Пусть они ненавидят нас — это нормально, это даже хорошо, потому что их ненависть выявляет суть нашей борьбы, суть поступков, которые привели нас в этот вагон. Но то, что немцы позволяют себе давиться от смеха при виде потешного зрелища — голых людей, по-обезьяньи вприпрыжку бегущих вдоль платформы за котелком вонючей похлебки, — вот это беда. Это извращает суть наших отношений — справедливых отношений взаимной ненависти, взаимной несовместимости. Истерический хохот женщин при виде голых мужчин, вприпрыжку бегущих вдоль платформы, разъедает, как кислота, самую суть нашего бытия. Словом, не зря хмурится парень из Семюра.

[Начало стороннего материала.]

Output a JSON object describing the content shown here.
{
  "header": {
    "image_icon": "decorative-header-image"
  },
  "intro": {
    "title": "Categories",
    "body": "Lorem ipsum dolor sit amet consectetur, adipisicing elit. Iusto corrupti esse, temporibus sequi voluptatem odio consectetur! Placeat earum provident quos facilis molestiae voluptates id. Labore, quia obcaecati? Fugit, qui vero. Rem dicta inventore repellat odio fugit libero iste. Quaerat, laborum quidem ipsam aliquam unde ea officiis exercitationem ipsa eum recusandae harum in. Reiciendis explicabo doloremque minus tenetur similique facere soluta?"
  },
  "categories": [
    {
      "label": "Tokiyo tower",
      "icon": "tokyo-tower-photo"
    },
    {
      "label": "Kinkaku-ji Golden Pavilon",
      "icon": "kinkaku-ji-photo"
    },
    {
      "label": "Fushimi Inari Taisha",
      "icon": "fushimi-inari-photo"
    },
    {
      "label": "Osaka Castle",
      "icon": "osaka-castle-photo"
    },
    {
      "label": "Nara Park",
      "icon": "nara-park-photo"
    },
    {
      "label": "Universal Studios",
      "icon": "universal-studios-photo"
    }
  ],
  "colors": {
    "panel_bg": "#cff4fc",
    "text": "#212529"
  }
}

— Ну что ж, — говорю я, — едем дальше.
Парень из Семюра кивнул. — Будем держаться до конца, друг, — говорит он. — Само собой, — отзываюсь я. — До конца пути и потом, — добавляет он.
— Само собой.
Я гляжу ему в глаза и знаю: он выдержит, это факт. У него крепкая закваска, у этого парня, и здравые взгляды на все важнейшие вопросы жизни — он выдержит. Пусть взгляды порой немного прямолинейные, смешно было бы ставить ему это в вину. Я смотрю на него и знаю: он выдержит. И однако, он умрет. Умрет завтра на рассвете. Крикнет: «Не бросай меня, друг!» — и умрет.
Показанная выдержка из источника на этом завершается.